Prior to joining at R-SEAT, Mustafa Alio was a co-founder and former Managing Director of Jumpstart Refugee Talent, an organization devoted to the economic inclusion of refugees. In 2017, Jumpstart pioneered the Economic Mobility Pathways Program (EMPP), currently supported by IRCC to help resettle Ukrainian refugees. In 2019, Mustafa became the first refugee to formally represent Canada at the Global Refugee Forum. In 2021, he was awarded the Meritorious Service Decorations (Civil Division) from the Office of the Governor General in Canada. Mustafa sits on multiple national and international advisory boards. He has worked closely with multiple government partners, international refugee networks, UNHCR, civil society actors from around the globe, and other stakeholders to address gaps and improve programing that meet refugee needs internationally, and especially within Canada. Mustafa has authored several articles on refugee issues, and can be found in The Independent, The New York Times, The Stanford Social Innovation Review, The Apolitical, The New Humanitarian and Forced Migration Review.
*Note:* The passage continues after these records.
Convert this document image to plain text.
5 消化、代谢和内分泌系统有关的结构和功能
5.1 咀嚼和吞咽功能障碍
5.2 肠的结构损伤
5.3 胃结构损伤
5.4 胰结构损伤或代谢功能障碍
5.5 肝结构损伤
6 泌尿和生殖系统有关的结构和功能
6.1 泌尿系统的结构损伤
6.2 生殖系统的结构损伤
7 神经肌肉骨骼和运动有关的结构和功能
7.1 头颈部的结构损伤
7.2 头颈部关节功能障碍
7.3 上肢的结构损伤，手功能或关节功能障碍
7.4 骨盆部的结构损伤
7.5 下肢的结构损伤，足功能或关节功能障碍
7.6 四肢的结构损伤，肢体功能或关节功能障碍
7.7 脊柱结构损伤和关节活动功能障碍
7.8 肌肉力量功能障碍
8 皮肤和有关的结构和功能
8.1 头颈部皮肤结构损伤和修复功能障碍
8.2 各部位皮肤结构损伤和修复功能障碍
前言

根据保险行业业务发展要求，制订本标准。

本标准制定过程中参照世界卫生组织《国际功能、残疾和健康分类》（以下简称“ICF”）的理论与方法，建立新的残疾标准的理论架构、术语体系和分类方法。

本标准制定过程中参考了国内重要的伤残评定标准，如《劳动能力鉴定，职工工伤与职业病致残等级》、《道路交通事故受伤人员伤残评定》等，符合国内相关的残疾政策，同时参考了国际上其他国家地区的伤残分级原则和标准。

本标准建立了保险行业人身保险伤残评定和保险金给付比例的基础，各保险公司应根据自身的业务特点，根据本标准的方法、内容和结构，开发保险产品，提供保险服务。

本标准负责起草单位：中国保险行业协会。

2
James Milner is an Associate Professor of Political Science at Carleton University. He is currently Project Director of LERRN: The Local Engagement Refugee Research Network, a 7-year, SSHRC-funded partnership between researchers and civil society actors primarily in Canada, Jordan, Kenya, Lebanon and Tanzania. He has been a researcher, practitioner, and policy advisor on issues relating to the global refugee regime, global refugee policy, and the politics of asylum in the global South. In recent years, he has undertaken field research in Burundi, Guinea, Kenya, India, Tanzania, and Thailand, and has presented research findings to stakeholders in New York, Geneva, London, Ottawa, Bangkok, Nairobi, Dar es Salaam, and elsewhere. He has also worked as a Consultant for the UNHCR in India, Cameroon, Guinea, and its Geneva Headquarters. He is the author of Refugees, the State and the Politics of Asylum in Africa (Palgrave Macmillan, 2009), co-author (with Alexander Betts and Gil Loescher) of UNHCR: The Politics and Practice of Refugee Protection (Routledge, 2012), and co-editor of Refugees’ Roles in Resolving Displacement and Building Peace: Beyond Beneficiaries (Georgetown University Press, 2019) and Protracted Refugee Situations: Political, Human Rights and Security Implications (UN University Press, 2008).
Hannah Loewith is a graduate of the Master of Global Affairs program at the Munk School of Global Affairs & Public Policy, University of Toronto. The focus of her graduate studies were Human Rights and Global Justice, and Global Policy and Asia. She received her Honours Specialization in Political Science which focussed on International Policy and Regional Politics from Western University, where she also holds a Minor in Transitional Justice and Post Conflict Reconstruction. During her studies, she had the opportunity to study at the National University of Singapore which fostered her interest in South East Asian politics. She is currently a student at SOAS University of London studying for her MA of Migration and Diaspora Studies. Some of her interests are refugee rights, food sovereignty, anticolonialism, and the intersection between power and accountability.
Armin Safavi is a recent graduate of the University of Toronto who majored in History and International Relations. He has worked in the non-profit refugee sector since 2019 in both program and fundraising roles. Armin supported Jumpstart Refugee Talent’s Welcome Talent Canada and Refugee Youth Engagement Strategy (YES) programs, and later in a business development role. He also interned at UNHCR Canada as a Mid-Level Philanthropy Intern in the PPH Department, as well as UNHCR’s Islamic Philanthropy Initiative. Armin coaches weekly classes of students in competitive debating and will be pursuing graduate studies in Modern Middle Eastern Studies in the fall.